Guillaume Lagrange · Answer 4 · Mon Jul 22 2024 21:51:21 GMT+0800 (China Standard Time)

No the channels order is correct, the weights are [channels_out, channels_in / groups, kernel_size_1, kernel_size_2] so that's why the order of channels is reversed.

~~I actually think the ONNX model might be ill defined~~ 🤔 the number of channels must be divisible by the number of groups. Also, it doesn't make sense that the second convolution has 1 input channel while the first convolution has 16 output channels.

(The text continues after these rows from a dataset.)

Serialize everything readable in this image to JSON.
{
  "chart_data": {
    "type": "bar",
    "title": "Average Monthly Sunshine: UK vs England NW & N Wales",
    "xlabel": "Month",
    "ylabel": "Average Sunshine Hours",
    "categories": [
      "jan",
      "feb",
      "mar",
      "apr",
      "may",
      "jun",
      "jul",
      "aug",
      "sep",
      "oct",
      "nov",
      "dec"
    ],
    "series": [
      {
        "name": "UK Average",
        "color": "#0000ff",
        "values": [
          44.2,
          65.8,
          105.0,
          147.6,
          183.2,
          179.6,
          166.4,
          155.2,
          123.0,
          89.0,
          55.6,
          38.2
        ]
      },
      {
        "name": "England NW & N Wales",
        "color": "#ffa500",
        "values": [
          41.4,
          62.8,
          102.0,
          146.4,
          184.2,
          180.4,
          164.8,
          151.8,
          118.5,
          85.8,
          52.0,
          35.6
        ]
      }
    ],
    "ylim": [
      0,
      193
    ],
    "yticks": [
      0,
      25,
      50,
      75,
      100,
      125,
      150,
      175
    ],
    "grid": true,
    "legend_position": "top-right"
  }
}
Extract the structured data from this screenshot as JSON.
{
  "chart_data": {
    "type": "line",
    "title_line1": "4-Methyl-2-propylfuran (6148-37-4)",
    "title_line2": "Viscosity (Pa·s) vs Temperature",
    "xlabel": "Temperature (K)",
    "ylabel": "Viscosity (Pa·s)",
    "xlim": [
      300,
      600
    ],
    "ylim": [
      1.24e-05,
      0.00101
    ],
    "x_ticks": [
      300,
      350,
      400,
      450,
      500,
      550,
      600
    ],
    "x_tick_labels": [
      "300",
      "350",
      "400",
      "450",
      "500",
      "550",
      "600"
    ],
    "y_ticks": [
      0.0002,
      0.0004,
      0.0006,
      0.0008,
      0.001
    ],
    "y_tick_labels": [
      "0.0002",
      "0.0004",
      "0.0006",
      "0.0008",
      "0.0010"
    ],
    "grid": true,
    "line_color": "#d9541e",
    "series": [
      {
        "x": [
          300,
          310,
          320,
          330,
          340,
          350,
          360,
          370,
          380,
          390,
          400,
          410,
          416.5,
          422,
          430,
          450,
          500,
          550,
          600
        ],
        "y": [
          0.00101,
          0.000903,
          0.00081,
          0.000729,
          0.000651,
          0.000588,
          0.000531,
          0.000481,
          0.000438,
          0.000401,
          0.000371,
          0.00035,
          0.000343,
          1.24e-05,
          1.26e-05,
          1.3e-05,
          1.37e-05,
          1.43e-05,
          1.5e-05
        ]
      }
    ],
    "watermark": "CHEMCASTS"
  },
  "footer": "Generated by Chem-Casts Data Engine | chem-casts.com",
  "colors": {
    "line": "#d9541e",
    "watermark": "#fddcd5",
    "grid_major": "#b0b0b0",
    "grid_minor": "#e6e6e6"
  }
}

/edit: ha, there is a small bug in our check. The message states that both in and out channels should be divisible by groups, but the condition is inverted:

pub(crate) fn checks_channels_div_groups(channels_in: usize, channels_out: usize, groups: usize) {
    let channels_in_div_by_group = channels_in % groups == 0;
    let channels_out_div_by_group = channels_out % groups == 0;

    if !channels_in_div_by_group && !channels_out_div_by_group {
        panic!("Both channels must be divisible by the number of groups. Got channels_in={channels_in}, channels_out={channels_out}, groups={groups}");
    }
}

When we actually check that both are divisible (!channels_in_div_by_group || !channels_out_div_by_group), this is where it panics before getting to the incorrect initialization.

Guillaume Lagrange · Answer 5 · Tue Jul 23 2024 00:04:00 GMT+0800 (China Standard Time)

Nvm the part about the model being ill defined, turns out the ONNX import did not take into account the number of groups. So this is where the discrepancy seems to lie.